Can mesenchymal stem cells induce tolerance to cotransplanted human embryonic stem cells?

Etienne Puymirat, Raghed Geha, André Tomescot, Valérie Bellamy, Jérôme Larghero, Ludovic Trinquart, Patrick Bruneval, Michel Desnos, Albert Hagège, Michel Pucéat, Philippe Menasché, Etienne Puymirat, Raghed Geha, André Tomescot, Valérie Bellamy, Jérôme Larghero, Ludovic Trinquart, Patrick Bruneval, Michel Desnos, Albert Hagège, Michel Pucéat, Philippe Menasché

Abstract

Mesenchymal stem cells (MSCs) are reported to be immune privileged. We assessed whether their transplantation (Tx) could create a suppressive microenvironment mitigating rejection of coinjected human embryonic stem cells (hESCs). Three weeks after ligation-induced myocardial infarction, 40 immunocompetent rats received 150 microl of cardiac-specified hESCs (5 x 10(6)), MSCs (5 x 10(6)), hESC + MSC (5 x 10(6) for each), or control medium. Two months after Tx, left ventricle (LV) function was assessed by echocardiography, and hearts were processed for the detection of human cells by immunostaining and quantitative RT-PCR, patterns of rejection, fibrosis, and angiogenesis. Two months after Tx, LV ejection fraction (LVEF) was significantly higher in the ESC and ESC + MSC groups compared with controls. There were few engrafted cells, which expressed markers of endothelial, smooth muscle, and ventricular cardiac cells, particularly in the MSC group. Hearts of all groups demonstrated a similar infiltration by CD4(+) and CD3(+) cells but MSC-Tx resulted in a greater infiltration of FoxP3 compared with the control and ESC-alone groups. No teratoma was observed.
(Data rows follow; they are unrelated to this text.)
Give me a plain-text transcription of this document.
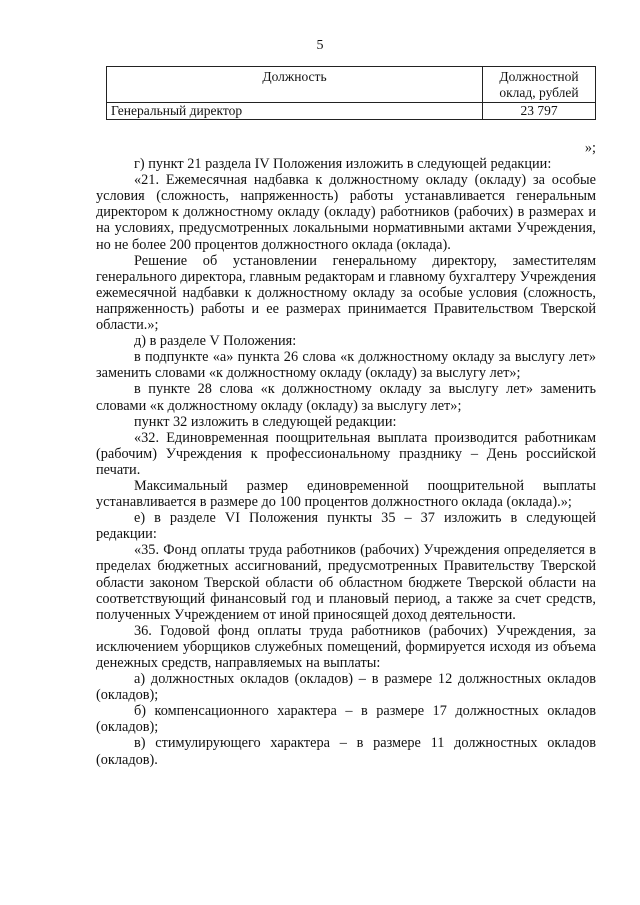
5
Должность	Должностной оклад, рублей
Генеральный директор	23 797

»;

г) пункт 21 раздела IV Положения изложить в следующей редакции:

«21. Ежемесячная надбавка к должностному окладу (окладу) за особые условия (сложность, напряженность) работы устанавливается генеральным директором к должностному окладу (окладу) работников (рабочих) в размерах и на условиях, предусмотренных локальными нормативными актами Учреждения, но не более 200 процентов должностного оклада (оклада).

Решение об установлении генеральному директору, заместителям генерального директора, главным редакторам и главному бухгалтеру Учреждения ежемесячной надбавки к должностному окладу за особые условия (сложность, напряженность) работы и ее размерах принимается Правительством Тверской области.»;

д) в разделе V Положения:

в подпункте «а» пункта 26 слова «к должностному окладу за выслугу лет» заменить словами «к должностному окладу (окладу) за выслугу лет»;

в пункте 28 слова «к должностному окладу за выслугу лет» заменить словами «к должностному окладу (окладу) за выслугу лет»;

пункт 32 изложить в следующей редакции:

«32. Единовременная поощрительная выплата производится работникам (рабочим) Учреждения к профессиональному празднику – День российской печати.

Максимальный размер единовременной поощрительной выплаты устанавливается в размере до 100 процентов должностного оклада (оклада).»;

е) в разделе VI Положения пункты 35 – 37 изложить в следующей редакции:

«35. Фонд оплаты труда работников (рабочих) Учреждения определяется в пределах бюджетных ассигнований, предусмотренных Правительству Тверской области законом Тверской области об областном бюджете Тверской области на соответствующий финансовый год и плановый период, а также за счет средств, полученных Учреждением от иной приносящей доход деятельности.

36. Годовой фонд оплаты труда работников (рабочих) Учреждения, за исключением уборщиков служебных помещений, формируется исходя из объема денежных средств, направляемых на выплаты:

а) должностных окладов (окладов) – в размере 12 должностных окладов (окладов);

б) компенсационного характера – в размере 17 должностных окладов (окладов);

в) стимулирующего характера – в размере 11 должностных окладов (окладов).
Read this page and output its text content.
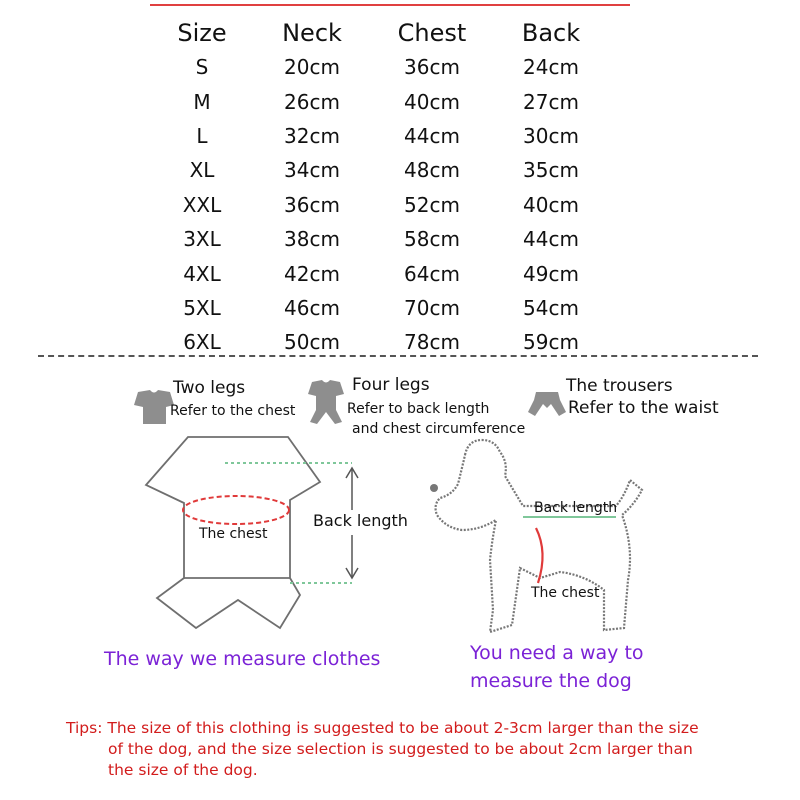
Size	Neck	Chest	Back
S	20cm	36cm	24cm
M	26cm	40cm	27cm
L	32cm	44cm	30cm
XL	34cm	48cm	35cm
XXL	36cm	52cm	40cm
3XL	38cm	58cm	44cm
4XL	42cm	64cm	49cm
5XL	46cm	70cm	54cm
6XL	50cm	78cm	59cm
Two legs
Refer to the chest
Four legs
Refer to back length
and chest circumference
The trousers
Refer to the waist
The chest
Back length
The way we measure clothes
Back length
The chest
You need a way to
measure the dog
Tips: The size of this clothing is suggested to be about 2-3cm larger than the size
of the dog, and the size selection is suggested to be about 2cm larger than
the size of the dog.
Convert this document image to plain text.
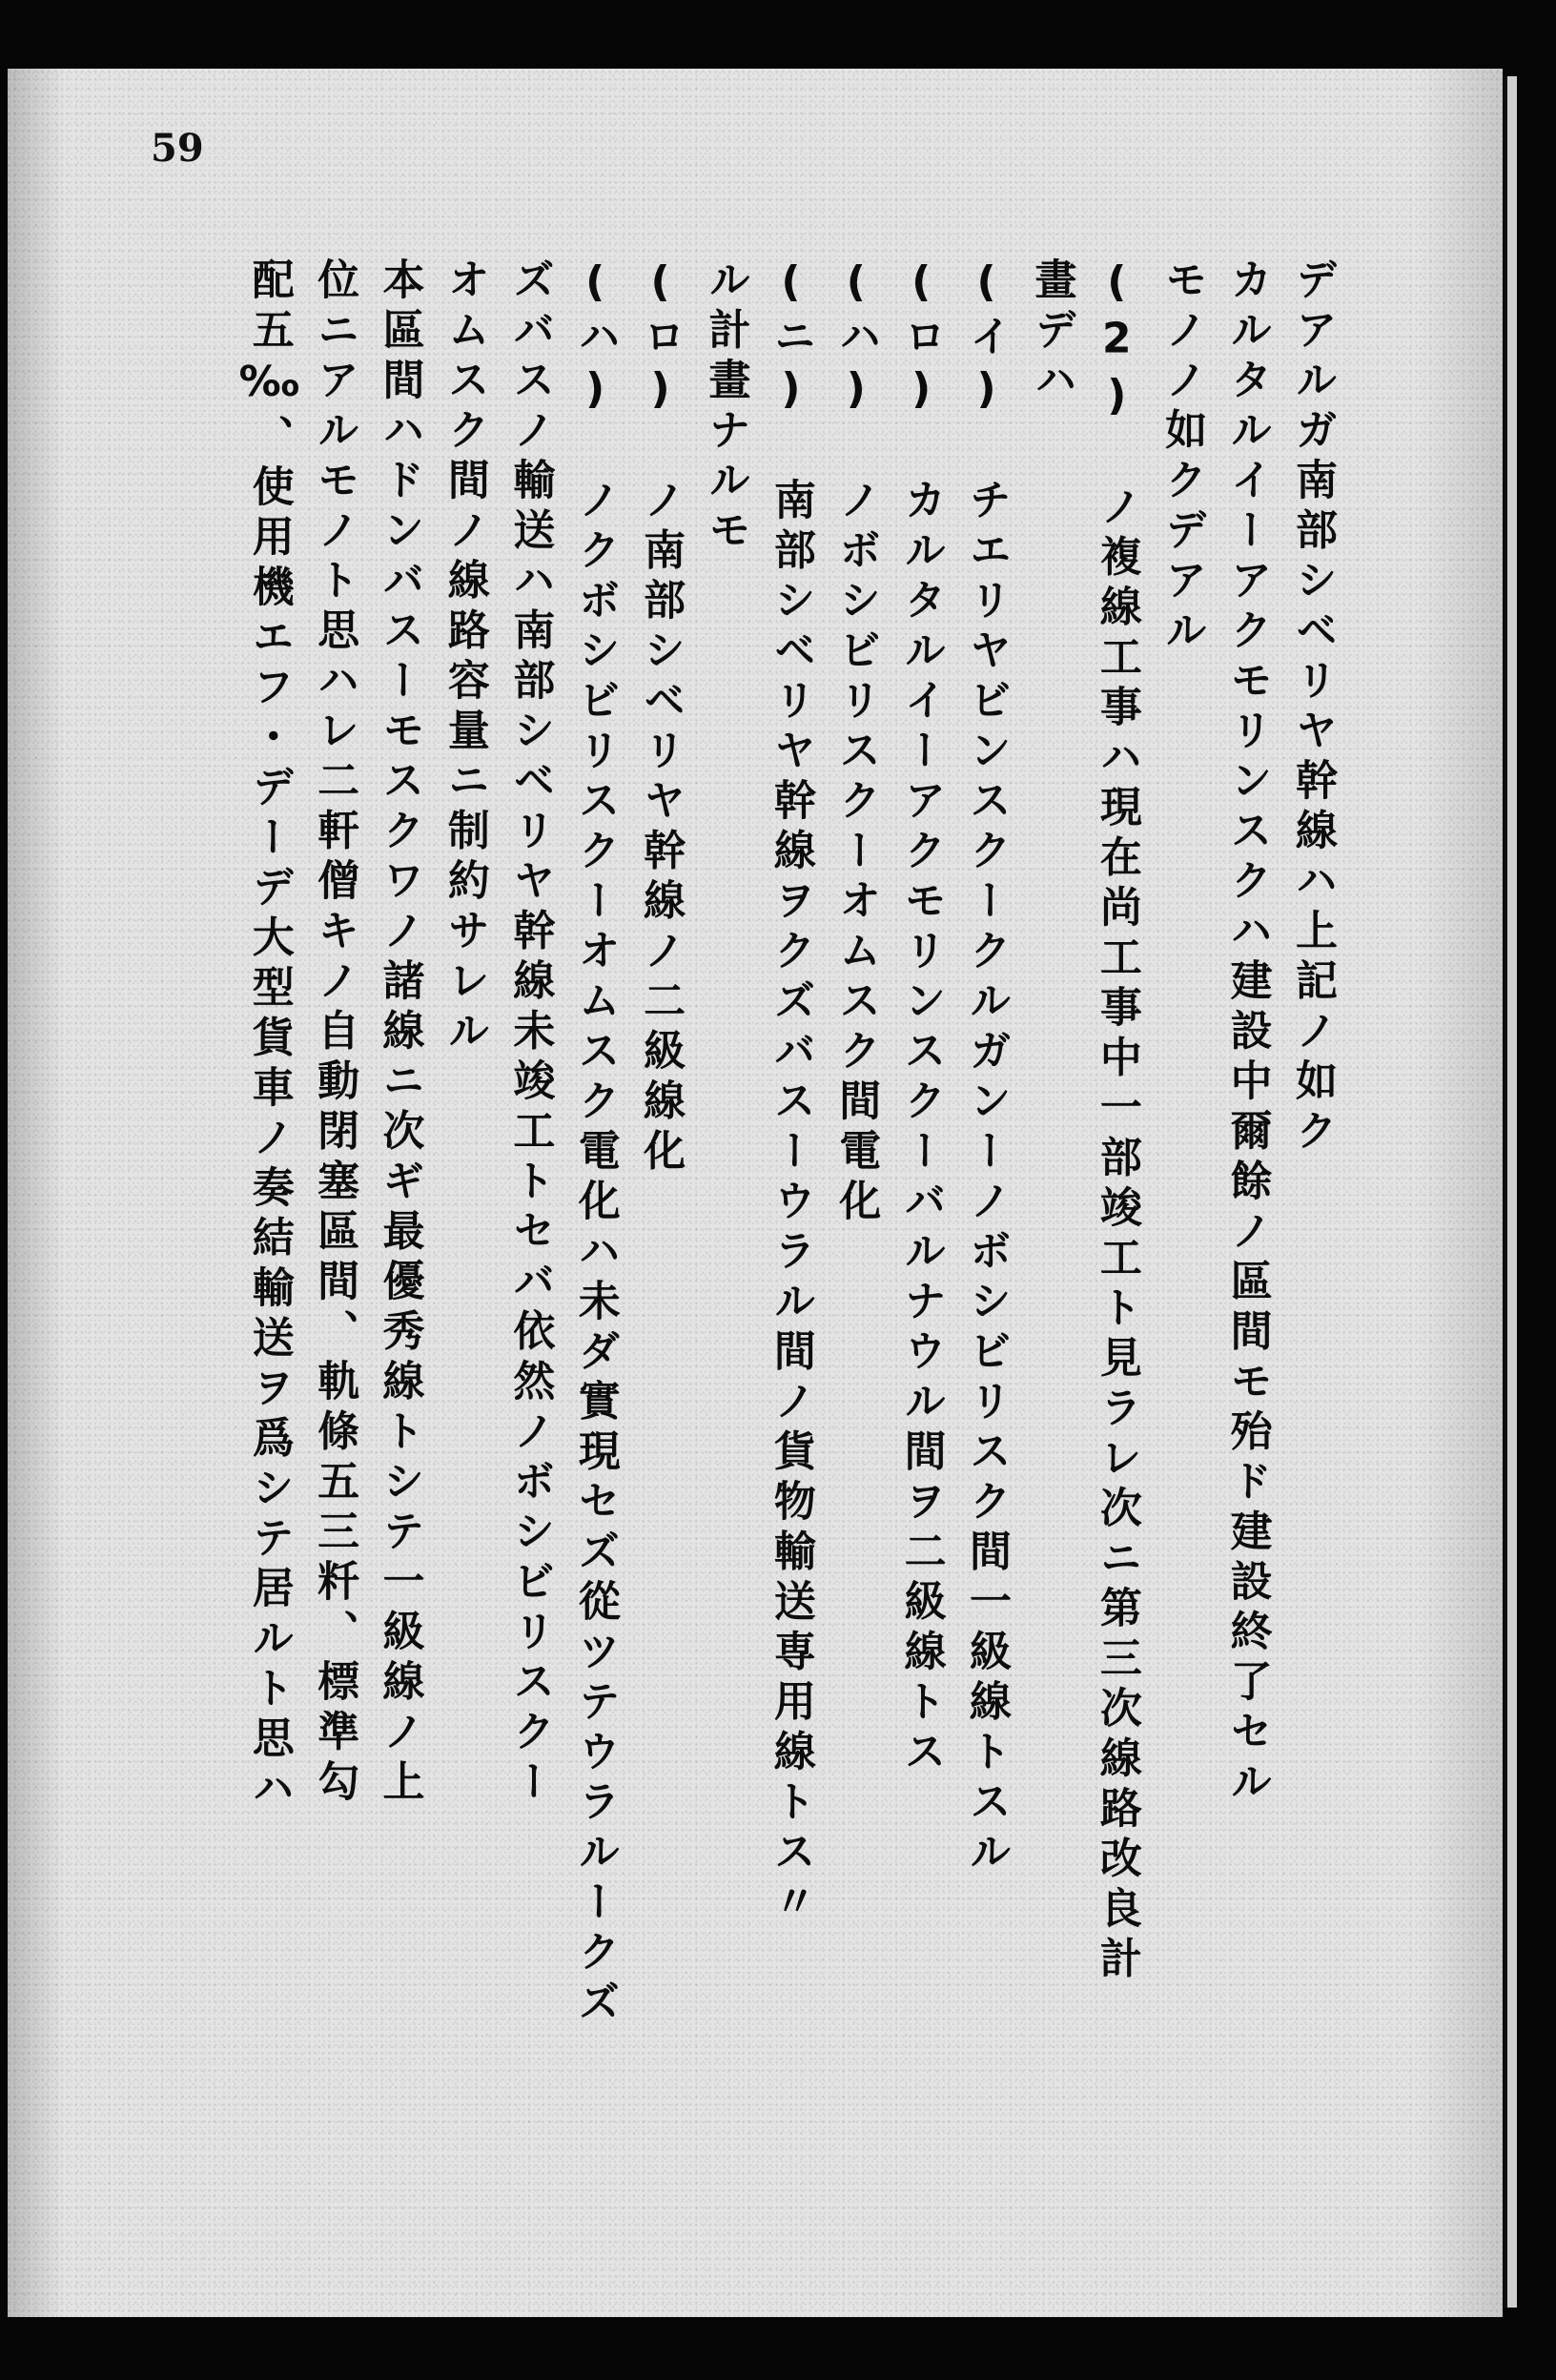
59
デアルガ南部シベリヤ幹線ハ上記ノ如ク
カルタルイーアクモリンスクハ建設中爾餘ノ區間モ殆ド建設終了セル
モノノ如クデアル
(2) ノ複線工事ハ現在尚工事中一部竣工ト見ラレ次ニ第三次線路改良計
畫デハ
(イ) チエリヤビンスクークルガンーノボシビリスク間一級線トスル
(ロ) カルタルイーアクモリンスクーバルナウル間ヲ二級線トス
(ハ) ノボシビリスクーオムスク間電化
(ニ) 南部シベリヤ幹線ヲクズバスーウラル間ノ貨物輸送専用線トス〃
ル計畫ナルモ
(ロ) ノ南部シベリヤ幹線ノ二級線化
(ハ) ノクボシビリスクーオムスク電化ハ未ダ實現セズ從ツテウラルークズ
ズバスノ輸送ハ南部シベリヤ幹線未竣工トセバ依然ノボシビリスクー
オムスク間ノ線路容量ニ制約サレル
本區間ハドンバスーモスクワノ諸線ニ次ギ最優秀線トシテ一級線ノ上
位ニアルモノト思ハレ二軒僧キノ自動閉塞區間、軌條五三粁、標準勾
配五‰、使用機エフ・デーデ大型貨車ノ奏結輸送ヲ爲シテ居ルト思ハ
Thus, cotransplantation of ESCs and MSCs provided better functional preservation compared with single-cell treatment alone. However, there was only modest evidence for an immunosuppressive effect of coinjected MSCs and their beneficial effects seemed rather mediated by trophic effects on the host tissue.

Figures

Figure 1
Figure 1
Immunostaining of cryosections using an anti-human lamin antibody: (a) mesenchymal stem cell (MSC), (b) human embryonic stem cell (hESC), and (c) MSC + hESC cell-engrafted myocardium. Images were acquired in confocal microscopy (green channel 515–535 nm, ×63). Bar = 10 µm.
Figure 2
Figure 2
Immunostaining of cryosections using markers of differentiation: an anti-smooth muscle cells antibody in (a) mesenchymal stem cell (MSC) group, (b) an anti-CD31 antibody in MSC group, (c) and anti-myosin heavy chain antibody in MSC group. Images were acquired in confocal microscopy (green channel 515–535 nm, ×63). Bar = 10 µm.
Figure 3
Figure 3
Immunostaining of cryosections using markers of rejection against (a) CD3, (b) CD4, and (c) regulatory CD4CD25 FoxP3-expressing lymphocytes in each group. Images were acquired in confocal microscopy (×20). Bar = 50 µm.
Figure 4
Figure 4
Immunostaining of cryosections using markers of fibrosis (Sirius red): from control (a), human embryonic stem cell (hESC) (b), mesenchymal stem cell (MSC) (c), and MSC + hESC groups (d). Pictures were taken in the core of the infarct area. Images were acquired in microscopy (×5). Bar = 1 mm.
Figure 5
Figure 5
Immunostaining of cryosections using markers of angiogenesis (RECA): from control (a), human embryonic stem cell (hESC) (b), mesenchymal stem cell (MSC) (c), and MSC + hESC groups (d). Pictures were taken in the core of the infarct area. Images were acquired in microscopy (×10). Bar = 0.5 mm.